Movers & Shakers- November/ December 2003

Carlos Acosta brings Cuban rhythm to ballet, Queen Ivena sings her way into calypso history, Herralal Rampartap proves his fans right, Pat Cumper makes a dramatic breakthrough, George Bovell swims like a shark, and D'Mello tells her Best Love Story

  • Queen Ivena. Photograph courtesy The Daily Observer
  • George Bovell. Photograph by O' Lokai/ MEP Ltd
  • Pat Cumper. Photograph by Adrian Wilson
  • Heeralal Rampartao (at left). Photograph by Trinidad Publishing Company
  • D' Mello. Photograph courtesy Warner Brothers/ Reprise Records
  • Carlos Acosta. Photograph Angela Taylor

Bravissimo, chico

Born and bred in the barrios of Havana, the youngest of 11 siblings,
Carlos Acosta was in and out of trouble from an early age. His father,
determined to save him from a life of crime, enrolled him at the National
Ballet School of Cuba. “My father didn’t know what classical ballet was,
but he knew it was a way out of the neighbourhood.” Twenty years later,
Acosta has reason to be grateful. The current star of Cuban classical dance,
he’s performed at the Bolshoi and with Britain’s Royal Ballet, won the
prestigious Prix de Lausanne, and earlier this year enthralled audiences
with his Cuban tale Tocororo at Sadler’s Wells in London.
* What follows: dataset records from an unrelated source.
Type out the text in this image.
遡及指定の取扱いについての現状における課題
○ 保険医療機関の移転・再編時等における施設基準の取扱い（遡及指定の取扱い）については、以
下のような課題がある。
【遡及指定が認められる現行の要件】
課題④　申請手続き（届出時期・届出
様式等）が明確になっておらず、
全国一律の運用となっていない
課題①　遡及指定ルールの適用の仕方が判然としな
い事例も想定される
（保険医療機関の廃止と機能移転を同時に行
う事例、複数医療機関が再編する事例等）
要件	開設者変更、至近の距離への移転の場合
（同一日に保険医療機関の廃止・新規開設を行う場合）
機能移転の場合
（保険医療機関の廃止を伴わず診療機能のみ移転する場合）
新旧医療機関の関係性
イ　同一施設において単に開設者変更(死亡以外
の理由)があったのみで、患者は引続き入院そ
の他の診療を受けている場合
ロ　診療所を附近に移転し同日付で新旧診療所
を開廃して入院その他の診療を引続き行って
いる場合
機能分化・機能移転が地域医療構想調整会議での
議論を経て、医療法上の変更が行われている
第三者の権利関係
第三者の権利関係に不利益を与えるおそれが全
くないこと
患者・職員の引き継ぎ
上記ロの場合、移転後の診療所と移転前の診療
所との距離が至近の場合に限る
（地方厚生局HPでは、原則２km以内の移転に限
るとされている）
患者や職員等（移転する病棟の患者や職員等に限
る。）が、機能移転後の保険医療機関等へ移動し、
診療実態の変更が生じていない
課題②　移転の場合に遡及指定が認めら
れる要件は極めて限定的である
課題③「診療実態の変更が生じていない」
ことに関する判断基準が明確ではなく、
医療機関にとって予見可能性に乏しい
Hailing from south Trinidad’s Phoenix Park, Winsome “D’Mello” Singh,
22, is the latest sugar-coated R&B singer-songwriter to emerge from
the Warner Brothers stable. The eldest of seven children, she left Trinidad
in her mid-teens and headed to New York in search of bright lights and a
recording deal. Her soulful voice and distinctive style — a mixture of opera,
gospel, and extempo — won comparison with divas like Mary J. Blige and Chanté
Moore. After five years of hard graft in Manhattan recording studios, she
finally got her deal. With her sultry debut album Best Love Story,
D’Mello is making the dream come true.

Rio hero

Long before Heeralal Rampartap started winning prizes, he was adored
in his hometown of Rio Claro in south Trinidad, where neighbours called
him “Melody” and “Starboy”. Last August he rewarded his fans by bringing
home the National Chutney Monarch crown, to complement the Chutney Soca Monarch
title he shared with Rikki Jai earlier in the year. “After the show they started
to announce winners,” said Rampartap. “When they reached second place and
my name didn’t call, my supporters started to scream and bawl. That was the
signal. I felt like I was floating in air. I knew I was the winner.”

Enter stage right

Pat Cumper was already one of Jamaica’s leading contemporary playwrights
— best known for her 1978 play The Rapist — when she decided to
move to the UK. But despite her reputation back home, and the awards under
her belt, she found it hard to get her plays produced (“stories . . . that
are not through mainstream characters and situations”). In 2002 she had
her breakthrough, when The Key Game was produced in London by the
Talawa Theatre Company. Now she’s preparing a new script for the prestigious
Royal Court Theatre, and the UK Guardian recently declared her one
of the top black and Asian women working in British theatre.

Swimmer boy

“I’m just looking to do my best,” said swimmer George Bovell III modestly,
a few days before heading to the Dominican Republic for the Pan American
Games. His best turned out to be better than anyone else’s: the 20-year-old,
six-foot-five giant decisively put Trinidad and Tobago on the aquatic sports
map by winning gold medals in the 200-metre free and 200-metre individual
medley races, and silver in the 100-metre free and 100-metre backstroke,
breaking records as he shot through the water. Swim fans all over the Caribbean
can hardly wait till the 2004 Olympics in Athens.

Her majesty

In the 2003 Antiguan calypso season, Queen Ivena sliced through all comers
with her sharp words, breaking records as she went. First she won the Calypso
Queen competition, her third victory. “I feel great. I’m really feeling
happy wining the competition three times,” said the nurse’s aide from Old
Street. But she didn’t stop there. On Carnival Sunday night, at the Calypso
Monarch competition, she triumphed again — becoming the first woman in that
competition’s 46-year history to wear the crown.